Thoughts on birthdays.

Megan Minutillo
Photo by Annie Spratt on Unsplash

We all get older.

It’s not something that we can pause, and it’s not something we can avoid, it’s not something that we can stop — although we most certainly do try.

Did you know that the global anti-aging market is expected to exceed more than US$ 271.0 Billion by 2024?


That’s quite a lot of money.

That’s quite a lot of products and services dedicated to preserving our youth and the marks that come with growing older.

Last week, I turned 34 years old.

Two weeks ago, my grandfather passed away, and he was 94 years old. A constant reminder throughout his funeral services was that he was a man who lived a full life — a life of love, and laughter, filled with friends and family who celebrated him until his very last days.
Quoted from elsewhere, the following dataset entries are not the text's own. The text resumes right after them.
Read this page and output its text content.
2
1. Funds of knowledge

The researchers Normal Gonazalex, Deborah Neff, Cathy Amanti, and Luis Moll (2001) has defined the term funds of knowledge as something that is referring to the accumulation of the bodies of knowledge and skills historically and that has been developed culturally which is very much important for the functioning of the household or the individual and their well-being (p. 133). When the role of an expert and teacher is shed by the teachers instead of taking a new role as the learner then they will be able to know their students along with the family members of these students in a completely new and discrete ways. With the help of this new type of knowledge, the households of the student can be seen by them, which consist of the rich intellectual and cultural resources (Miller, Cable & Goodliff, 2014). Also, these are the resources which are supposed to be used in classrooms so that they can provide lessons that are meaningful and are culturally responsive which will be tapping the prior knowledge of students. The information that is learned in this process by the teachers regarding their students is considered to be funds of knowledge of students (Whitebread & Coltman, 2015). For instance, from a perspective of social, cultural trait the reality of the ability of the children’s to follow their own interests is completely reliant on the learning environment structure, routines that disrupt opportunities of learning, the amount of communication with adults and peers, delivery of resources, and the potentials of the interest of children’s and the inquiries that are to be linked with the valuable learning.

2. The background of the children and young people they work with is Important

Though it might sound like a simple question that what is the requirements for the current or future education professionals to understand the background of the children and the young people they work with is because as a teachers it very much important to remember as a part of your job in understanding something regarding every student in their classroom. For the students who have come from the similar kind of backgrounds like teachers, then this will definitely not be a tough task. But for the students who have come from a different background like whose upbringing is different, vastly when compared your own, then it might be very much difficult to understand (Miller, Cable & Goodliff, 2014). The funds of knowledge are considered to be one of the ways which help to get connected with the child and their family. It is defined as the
He never took his days for granted, and he never let his age stop him from doing the things he wanted to do, either.

There’s a correlation here, I promise, and it’s that the older I get, the more I realize how important it is for us to celebrate each year that we have on this earth.

The older I get, the more I realize how lucky we are to have another trip around the sun.
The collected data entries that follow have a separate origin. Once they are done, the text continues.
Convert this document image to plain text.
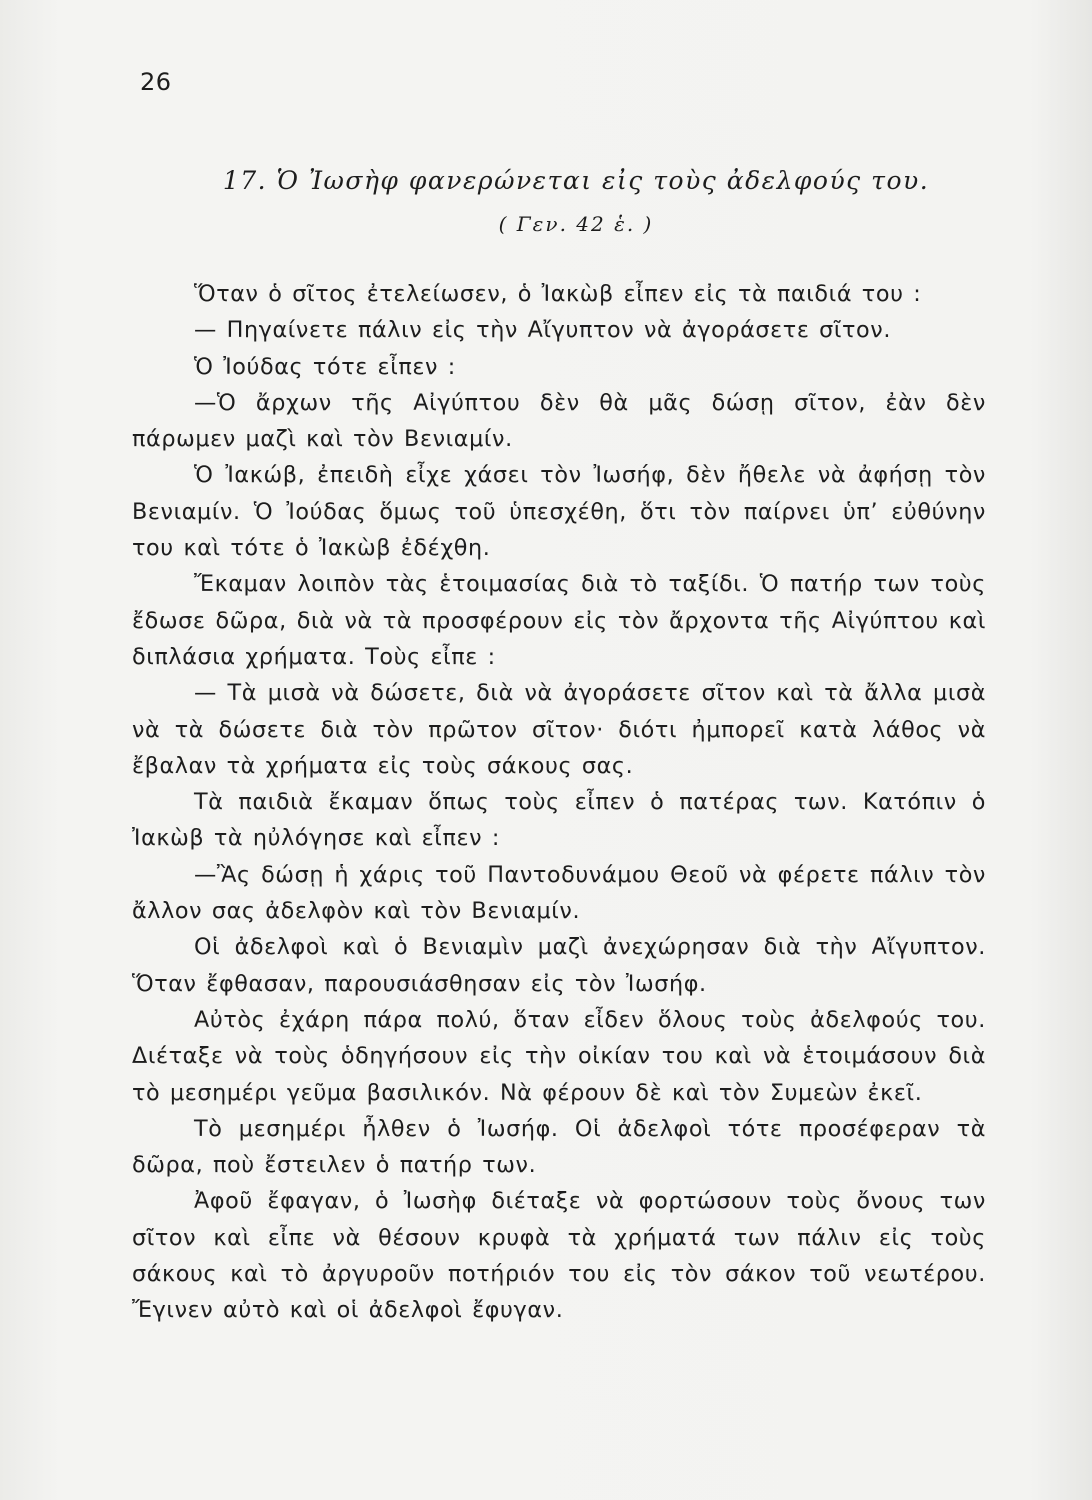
26
17. Ὁ Ἰωσὴφ φανερώνεται εἰς τοὺς ἀδελφούς του.
( Γεν. 42 ἑ. )

Ὅταν ὁ σῖτος ἐτελείωσεν, ὁ Ἰακὼβ εἶπεν εἰς τὰ παιδιά του :

— Πηγαίνετε πάλιν εἰς τὴν Αἴγυπτον νὰ ἀγοράσετε σῖτον.

Ὁ Ἰούδας τότε εἶπεν :

—Ὁ ἄρχων τῆς Αἰγύπτου δὲν θὰ μᾶς δώσῃ σῖτον, ἐὰν δὲν πάρωμεν μαζὶ καὶ τὸν Βενιαμίν.

Ὁ Ἰακώβ, ἐπειδὴ εἶχε χάσει τὸν Ἰωσήφ, δὲν ἤθελε νὰ ἀφήσῃ τὸν Βενιαμίν. Ὁ Ἰούδας ὅμως τοῦ ὑπεσχέθη, ὅτι τὸν παίρνει ὑπ’ εὐθύνην του καὶ τότε ὁ Ἰακὼβ ἐδέχθη.

Ἔκαμαν λοιπὸν τὰς ἑτοιμασίας διὰ τὸ ταξίδι. Ὁ πατήρ των τοὺς ἔδωσε δῶρα, διὰ νὰ τὰ προσφέρουν εἰς τὸν ἄρχοντα τῆς Αἰγύπτου καὶ διπλάσια χρήματα. Τοὺς εἶπε :

— Τὰ μισὰ νὰ δώσετε, διὰ νὰ ἀγοράσετε σῖτον καὶ τὰ ἄλλα μισὰ νὰ τὰ δώσετε διὰ τὸν πρῶτον σῖτον· διότι ἠμπορεῖ κατὰ λάθος νὰ ἔβαλαν τὰ χρήματα εἰς τοὺς σάκους σας.

Τὰ παιδιὰ ἔκαμαν ὅπως τοὺς εἶπεν ὁ πατέρας των. Κατόπιν ὁ Ἰακὼβ τὰ ηὐλόγησε καὶ εἶπεν :

—Ἂς δώσῃ ἡ χάρις τοῦ Παντοδυνάμου Θεοῦ νὰ φέρετε πάλιν τὸν ἄλλον σας ἀδελφὸν καὶ τὸν Βενιαμίν.

Οἱ ἀδελφοὶ καὶ ὁ Βενιαμὶν μαζὶ ἀνεχώρησαν διὰ τὴν Αἴγυπτον. Ὅταν ἔφθασαν, παρουσιάσθησαν εἰς τὸν Ἰωσήφ.

Αὐτὸς ἐχάρη πάρα πολύ, ὅταν εἶδεν ὅλους τοὺς ἀδελφούς του. Διέταξε νὰ τοὺς ὁδηγήσουν εἰς τὴν οἰκίαν του καὶ νὰ ἑτοιμάσουν διὰ τὸ μεσημέρι γεῦμα βασιλικόν. Νὰ φέρουν δὲ καὶ τὸν Συμεὼν ἐκεῖ.

Τὸ μεσημέρι ἦλθεν ὁ Ἰωσήφ. Οἱ ἀδελφοὶ τότε προσέφεραν τὰ δῶρα, ποὺ ἔστειλεν ὁ πατήρ των.

Ἀφοῦ ἔφαγαν, ὁ Ἰωσὴφ διέταξε νὰ φορτώσουν τοὺς ὄνους των σῖτον καὶ εἶπε νὰ θέσουν κρυφὰ τὰ χρήματά των πάλιν εἰς τοὺς σάκους καὶ τὸ ἀργυροῦν ποτήριόν του εἰς τὸν σάκον τοῦ νεωτέρου. Ἔγινεν αὐτὸ καὶ οἱ ἀδελφοὶ ἔφυγαν.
We’re taught never to ask a lady her age. We’re taught to try and cover our grey hairs and smooth out our wrinkles, and look for products that make us look younger.

But age is a gift.

Each wrinkle is a memory, etched into your being. Those wrinkles are reminders of times of great worry, of concern, and sadness. They’re proof that we also got to the other side of that pain, too. They’re souvenirs from childhood when you were young and careless and stood in the sun for far too long without any sunscreen. They’re the marks that come from fits of laughter, of times you smiled so wide you thought your face was going to burst and delighted in the sounds of giggles with the ones you love.

Each grey hair is stubborn. Grey hairs are coarse, wiry, and persistent. And while I have no qualms about dying one’s hair — those little stubborn hairs are a reminder that you too are persistent. And you’re still here.

You’re still here — and that is something to celebrate, and delight in, and shout from the rooftops.

Do not hesitate when someone asks you your age — declare it loudly and proudly.

Each year is a gift.

Each day is something to treasure.

Fear not about getting older — celebrate the days that you have had, and look forward to all the days you have had to come.